Reading Notes | Retrieval-Augmented Generation for Knowledge-Intensive NLP Tasks

[Semantic Scholar] – [Code] – [Tweet] – [Video] – [Website] – [Slide]

Change Logs:

  • 2023-10-06: First draft. This paper appears at NeurIPS 2020.

Method

Given a query x, the RAG system first retrieves z from traditional index (for example, Wikipedia) based on a DPR model p _ \eta(z \vert x). Then the generator generates answers in the free text form through p _ \theta (y _i \vert x, z, y _ {1:i-1}), where y _ {1:i-1} is a prompt. In this process, the z is a latent variable that is not observable by the users.

  • Note: The ability to generate answer in the free-text form is impressive because many of the experimented tasks are extractive.

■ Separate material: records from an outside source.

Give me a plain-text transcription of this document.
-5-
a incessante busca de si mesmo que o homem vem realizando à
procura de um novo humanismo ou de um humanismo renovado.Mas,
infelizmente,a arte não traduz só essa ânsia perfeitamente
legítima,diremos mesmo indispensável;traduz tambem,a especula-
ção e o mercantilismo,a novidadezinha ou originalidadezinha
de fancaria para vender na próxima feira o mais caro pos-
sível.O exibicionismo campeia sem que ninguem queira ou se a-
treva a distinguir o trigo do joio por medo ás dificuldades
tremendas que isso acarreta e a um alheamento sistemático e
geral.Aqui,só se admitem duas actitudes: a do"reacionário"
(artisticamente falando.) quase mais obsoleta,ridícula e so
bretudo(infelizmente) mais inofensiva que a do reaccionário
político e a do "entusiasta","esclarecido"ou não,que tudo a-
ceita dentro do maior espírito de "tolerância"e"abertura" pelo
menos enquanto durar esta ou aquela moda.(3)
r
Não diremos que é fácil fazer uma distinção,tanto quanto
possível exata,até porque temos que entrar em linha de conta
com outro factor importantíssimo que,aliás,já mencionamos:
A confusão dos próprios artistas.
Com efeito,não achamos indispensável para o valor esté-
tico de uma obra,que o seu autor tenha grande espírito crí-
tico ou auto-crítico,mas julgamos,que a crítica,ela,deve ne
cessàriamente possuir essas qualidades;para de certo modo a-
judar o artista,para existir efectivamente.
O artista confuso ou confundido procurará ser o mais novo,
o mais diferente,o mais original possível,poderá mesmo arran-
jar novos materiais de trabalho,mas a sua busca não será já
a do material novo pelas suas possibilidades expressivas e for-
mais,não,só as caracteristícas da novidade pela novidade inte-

The RAG system could be trained jointly on p _ \eta and p _ \theta as it is end-to-end differentiable. The authors provide two variants of the RAG system:

  • RAG-Sequence: For a query, the entire output sequence is conditioned on the same document.
  • RAG-Token: For a query, each token in the output sequence could be conditioned on the different documents. The authors note that the RAG could be used for knowledge-intensive tagging task:

    Finally, we note that RAG can be used for sequence classification tasks by considering the target class as a target sequence of length one, in which case RAG-Sequence and RAG-Token are equivalent.

Note that RAG-Token does not seem to much better than RAG-Sequence but the former has much more downloads on HuggingFace.

image-20231006115200175

image-20231006122719279

Specifically, the retrieval model is based on bert-base-uncased and the generator is based on facebook/bart-large. Importantly, to accelerate the training, document encoder is frozen and gradients only travel to the query encoder; this design choice does not hurt performance.

Additional Notes

  • The benefits of RAG is that the index could be updated on demand (“hot-swapping” in the paper).